Chicago Plans to Become the Next Great American Biking City
Posted on February 11, 2012 by Be Chicagood
It’s just one protected bike lane now, but the Chicago Department of Transportation has a grand vision of miles of bike lanes and a bike-sharing system to rival even the bike-friendliest cities.
Chicago recently unveiled its first stretch of protected bike lane, a half-mile-long stretch of Kinzie Street, from Milwaukee Avenue to Wells Street, connecting the city’s central “Loop” to existing bike lanes to the west. A second protected bike lane along Jackson Boulevard is under construction.

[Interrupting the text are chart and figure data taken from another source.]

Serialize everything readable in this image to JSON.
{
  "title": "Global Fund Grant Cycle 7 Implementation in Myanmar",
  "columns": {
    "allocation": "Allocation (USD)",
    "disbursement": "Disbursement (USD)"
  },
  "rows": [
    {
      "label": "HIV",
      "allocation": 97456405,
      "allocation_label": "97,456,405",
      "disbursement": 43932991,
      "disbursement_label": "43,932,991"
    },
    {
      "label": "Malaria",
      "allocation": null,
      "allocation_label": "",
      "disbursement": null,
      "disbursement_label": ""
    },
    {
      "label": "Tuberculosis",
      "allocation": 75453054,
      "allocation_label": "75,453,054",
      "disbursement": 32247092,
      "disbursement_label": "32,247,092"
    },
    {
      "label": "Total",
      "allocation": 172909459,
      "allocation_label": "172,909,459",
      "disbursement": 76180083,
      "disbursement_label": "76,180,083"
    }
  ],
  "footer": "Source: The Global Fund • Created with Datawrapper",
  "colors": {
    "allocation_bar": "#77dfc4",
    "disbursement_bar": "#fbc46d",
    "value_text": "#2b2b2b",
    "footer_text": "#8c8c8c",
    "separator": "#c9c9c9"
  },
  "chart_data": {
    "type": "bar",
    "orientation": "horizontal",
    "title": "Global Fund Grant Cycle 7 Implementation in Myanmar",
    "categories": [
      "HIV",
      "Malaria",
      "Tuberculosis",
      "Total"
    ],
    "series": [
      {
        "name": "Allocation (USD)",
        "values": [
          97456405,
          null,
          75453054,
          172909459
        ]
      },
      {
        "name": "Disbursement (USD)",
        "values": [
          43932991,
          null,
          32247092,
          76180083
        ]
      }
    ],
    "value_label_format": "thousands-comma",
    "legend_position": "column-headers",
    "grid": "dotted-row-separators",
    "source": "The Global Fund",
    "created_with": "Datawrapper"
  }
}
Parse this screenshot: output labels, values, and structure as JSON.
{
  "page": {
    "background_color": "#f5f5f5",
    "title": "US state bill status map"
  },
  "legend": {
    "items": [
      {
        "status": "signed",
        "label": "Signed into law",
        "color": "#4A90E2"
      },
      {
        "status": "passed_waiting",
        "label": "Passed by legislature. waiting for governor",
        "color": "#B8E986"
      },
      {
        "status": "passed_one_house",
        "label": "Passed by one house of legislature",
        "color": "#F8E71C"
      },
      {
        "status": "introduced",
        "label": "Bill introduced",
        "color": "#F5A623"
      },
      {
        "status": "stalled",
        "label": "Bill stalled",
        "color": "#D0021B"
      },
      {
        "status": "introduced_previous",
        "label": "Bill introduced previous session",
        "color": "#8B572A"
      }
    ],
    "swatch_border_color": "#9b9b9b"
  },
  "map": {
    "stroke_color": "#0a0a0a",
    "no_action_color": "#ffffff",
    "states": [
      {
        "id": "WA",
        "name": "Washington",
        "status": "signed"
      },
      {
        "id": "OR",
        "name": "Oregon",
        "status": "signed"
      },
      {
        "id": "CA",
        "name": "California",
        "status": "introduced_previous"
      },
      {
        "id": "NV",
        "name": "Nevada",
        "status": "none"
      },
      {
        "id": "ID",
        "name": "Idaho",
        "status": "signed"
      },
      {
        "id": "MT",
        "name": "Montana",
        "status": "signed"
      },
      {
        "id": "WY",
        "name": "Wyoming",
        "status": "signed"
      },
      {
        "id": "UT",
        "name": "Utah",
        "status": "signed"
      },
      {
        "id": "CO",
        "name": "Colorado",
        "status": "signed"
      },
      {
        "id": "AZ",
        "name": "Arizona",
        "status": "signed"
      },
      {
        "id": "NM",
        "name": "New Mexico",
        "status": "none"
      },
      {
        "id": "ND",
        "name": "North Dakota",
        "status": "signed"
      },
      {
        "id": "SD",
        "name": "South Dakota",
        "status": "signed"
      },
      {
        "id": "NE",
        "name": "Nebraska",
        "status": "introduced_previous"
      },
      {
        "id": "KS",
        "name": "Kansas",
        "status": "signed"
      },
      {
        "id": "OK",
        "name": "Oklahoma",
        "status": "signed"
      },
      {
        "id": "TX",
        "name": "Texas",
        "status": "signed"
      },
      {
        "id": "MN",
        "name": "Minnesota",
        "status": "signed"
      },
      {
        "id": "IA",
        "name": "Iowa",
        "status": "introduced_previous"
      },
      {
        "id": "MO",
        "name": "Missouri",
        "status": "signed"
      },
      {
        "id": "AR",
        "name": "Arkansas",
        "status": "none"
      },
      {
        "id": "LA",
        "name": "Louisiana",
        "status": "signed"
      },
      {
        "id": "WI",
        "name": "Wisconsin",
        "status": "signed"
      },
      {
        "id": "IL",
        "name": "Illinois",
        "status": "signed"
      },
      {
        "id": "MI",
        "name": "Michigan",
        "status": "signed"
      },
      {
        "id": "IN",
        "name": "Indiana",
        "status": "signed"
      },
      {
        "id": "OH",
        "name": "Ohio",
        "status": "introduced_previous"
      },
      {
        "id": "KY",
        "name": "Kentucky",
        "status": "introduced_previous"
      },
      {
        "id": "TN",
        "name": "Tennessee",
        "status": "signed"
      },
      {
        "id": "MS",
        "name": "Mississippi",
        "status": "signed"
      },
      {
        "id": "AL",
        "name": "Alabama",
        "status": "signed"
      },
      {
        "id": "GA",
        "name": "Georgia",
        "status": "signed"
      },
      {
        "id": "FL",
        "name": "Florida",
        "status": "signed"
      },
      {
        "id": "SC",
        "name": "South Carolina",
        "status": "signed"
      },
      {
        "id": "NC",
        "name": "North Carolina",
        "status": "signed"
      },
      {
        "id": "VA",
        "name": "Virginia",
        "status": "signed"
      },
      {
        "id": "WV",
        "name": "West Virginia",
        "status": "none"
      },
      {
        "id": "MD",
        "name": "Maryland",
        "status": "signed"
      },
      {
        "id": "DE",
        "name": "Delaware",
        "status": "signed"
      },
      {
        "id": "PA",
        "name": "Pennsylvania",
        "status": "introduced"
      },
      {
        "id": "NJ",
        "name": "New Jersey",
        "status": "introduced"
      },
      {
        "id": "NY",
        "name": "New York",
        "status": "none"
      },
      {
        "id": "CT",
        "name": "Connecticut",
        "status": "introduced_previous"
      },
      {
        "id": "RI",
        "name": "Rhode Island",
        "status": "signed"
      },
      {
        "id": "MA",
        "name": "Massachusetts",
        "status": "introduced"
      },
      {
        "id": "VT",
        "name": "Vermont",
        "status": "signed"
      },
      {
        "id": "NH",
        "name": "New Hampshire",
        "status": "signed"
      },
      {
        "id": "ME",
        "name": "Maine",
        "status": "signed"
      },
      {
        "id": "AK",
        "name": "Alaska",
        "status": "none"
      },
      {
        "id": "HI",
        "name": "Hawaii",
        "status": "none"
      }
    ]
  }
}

It is part of a bigger vision of connecting Chicago with a series of protected bikes lanes to encourage Chicagoans to bike more. It helps the environment, eases traffic and of course improves your health and lifestyle with daily exercise.
Mayor Emmanuel is pushing hard to make Chicago a bike friendly city of tomorrow. The Mayor has appointed Gabe Klein, the head of the Chicago Department of Transportation, former head of the Washington, D.C. Department of Transportation, and Zipcar alumnus to take charge in this operation. Emanuel is aiming for 100 miles of protected bike lanes in total. The city is also looking for a company to set up and operate a 3,000-bike bike-sharing system by 2012.
Initial data from Chicago’s Kinzie Street protected bike lane suggest it’s doing its job. A Department of Transportation field study found that bike ridership was up 55% along the route, 86% of riders felt “safe” or “very safe” in the new lanes, and 49% of riders felt motorist behavior had improved post-construction.
Protecting bikers a big part of increasing bike ridership. We all know how Chicagoans drive and with jaywalkers and one way streets everywhere, it gets pretty hectic out there for a biker and vis versa. Drivers should also not have to feel uncomfortable by cyclists.
These are some grand and bold visions from our Mayor. Massive traffic congestions have hurt Chicago every year in rankings that surveyed how miserable city dwellers where, how stressed, and commuting. As more people are encouraged to bike, it will hopefully ease traffic and improve our air quality. Less traffic = more happy people.